Las cosas más obvias y corrientes, si se le ocurren
a él o ella, deben ser vistas con admiración
y se emborracha en la expresión de las mismas. Hay
en el Narcisista una inagotable sed de admiración y
adulación, esta última lo incapacita para poder
reflexionar e incluso pensar. Vive más preocupado por
su actuación, en cuanto a la teatralidad y reconocimiento
de sus acciones, que en la eficacia y utilidad de las mismas.
Su visión es el patrón al cual el mundo debe
someterse. Es el Narciso una personalidad que, aún
cuando pueda poseer una aguda inteligencia, esta se haya obnubilada
por la visión grandiosa de sí mismo y por su
hambre de reconocimiento. Vemos así como muchas personas
que, pudiendo ser exitosas, productivas y creativas, someten
su vida a adulantes mediocridades. Ellas, drogadas por su
discurso auto-dirigido, no son capaces de reflexionar y escuchar
lo que el mundo objetal les grita.
En
la otra cara de la moneda, la Personalidad Narcisística
es, en sí misma, una forma de sobrevivencia. Hemos
visto en el mito como Narciso es el producto de una acción
terrible. La Personalidad Narcisística nace de una
violencia, de un terrible trauma, de una herida inferida al
individuo en sus primeras etapas del desarrollo o antes, cuando
la herida es la madre y ella trasmite al hijo su resentimiento,
su dolor, su rabia y su temor. Se refugia, el traumatizado,
en su propia imagen de grandiosidad, ello le permite elevar
su maltrecha auto-estima y sentirse un poco mejor consigo
mismo. Su hambre insaciable de reconocimiento se asila en
la admiración y la adulancia de quienes lo circundan.

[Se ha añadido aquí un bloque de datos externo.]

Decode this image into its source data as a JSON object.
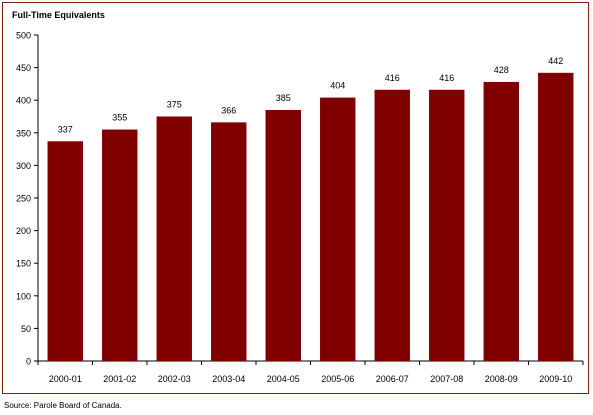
{
  "chart_data": {
    "type": "bar",
    "ylabel": "Full-Time Equivalents",
    "categories": [
      "2000-01",
      "2001-02",
      "2002-03",
      "2003-04",
      "2004-05",
      "2005-06",
      "2006-07",
      "2007-08",
      "2008-09",
      "2009-10"
    ],
    "values": [
      337,
      355,
      375,
      366,
      385,
      404,
      416,
      416,
      428,
      442
    ],
    "data_labels": [
      "337",
      "355",
      "375",
      "366",
      "385",
      "404",
      "416",
      "416",
      "428",
      "442"
    ],
    "ylim": [
      0,
      500
    ],
    "yticks": [
      0,
      50,
      100,
      150,
      200,
      250,
      300,
      350,
      400,
      450,
      500
    ],
    "bar_color": "#800000",
    "grid": false,
    "legend": "none"
  },
  "source": "Source:  Parole Board of Canada."
}
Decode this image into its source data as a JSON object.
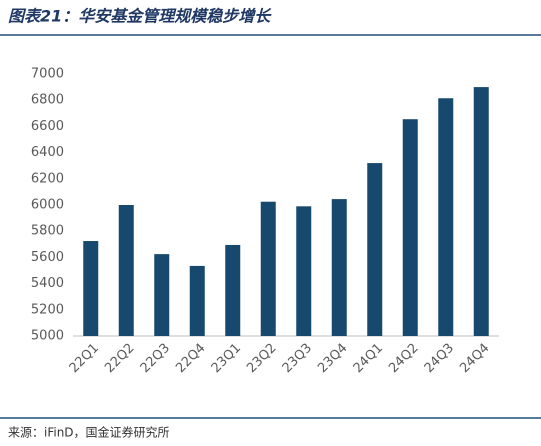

He visto a hombres y mujeres brillantes caer en las más
abyectas miserias, en alcohol o en drogas, para sostener su
Ego herido.
Cuando
el Narciso ejerce posiciones de poder, se rodéa de
personas, que por su propia condición, son inferiores
a él o ella, y de otros, que le harán la corte
solo en función de un interés mezquino.
El
Narciso es una persona que puede ser muy exitoso, en cuanto
al brillo externo se refiere. Él no se plantéa
dudas en cuanto a la realidad de sus ideas, sean estas brillantes
o no. Así vemos como personas con una inteligencia
mediocre y una cultura pobre, escalan posiciones sorprendentes,
para ellos el recapacitar no existe. Aún las más
insulsas ideas son expresadas con un espíritu mesiánico,
se enamoran de las ideas de otros y las hacen propias sin
la más mínima consideración moral ni
ética. Estos últimos logran capitalizar a una
orda de Narcisistas Depresivos que creen, ingenuamente, en
la verdad expresada por el pseudo-maestro. Ellos lo seguirán
fielmente, no importa cuán errado esté:
"Sobre
la pena duermo solo y uno, pena es mi paz y pena mi batalla,
perro que ni me deja ni se calla, siempre a su dueño
fiel pero importuno."
Escribe
Miguel Hernández para retratar esta suerte de personalidad,
siempre fiel, signada por la tristeza derrotada, que busca,
con mas ahinco que éxito, alguien en quién creer,
alguien en quien confiar el remedio a sus miserias. De estas
melancólicas soledades esperanzadas se nutre el Narcisismo.
La simbiosis se completa con la satisfacción a medias,
con un hueco de hambre y sed, que nunca se llega a colmar.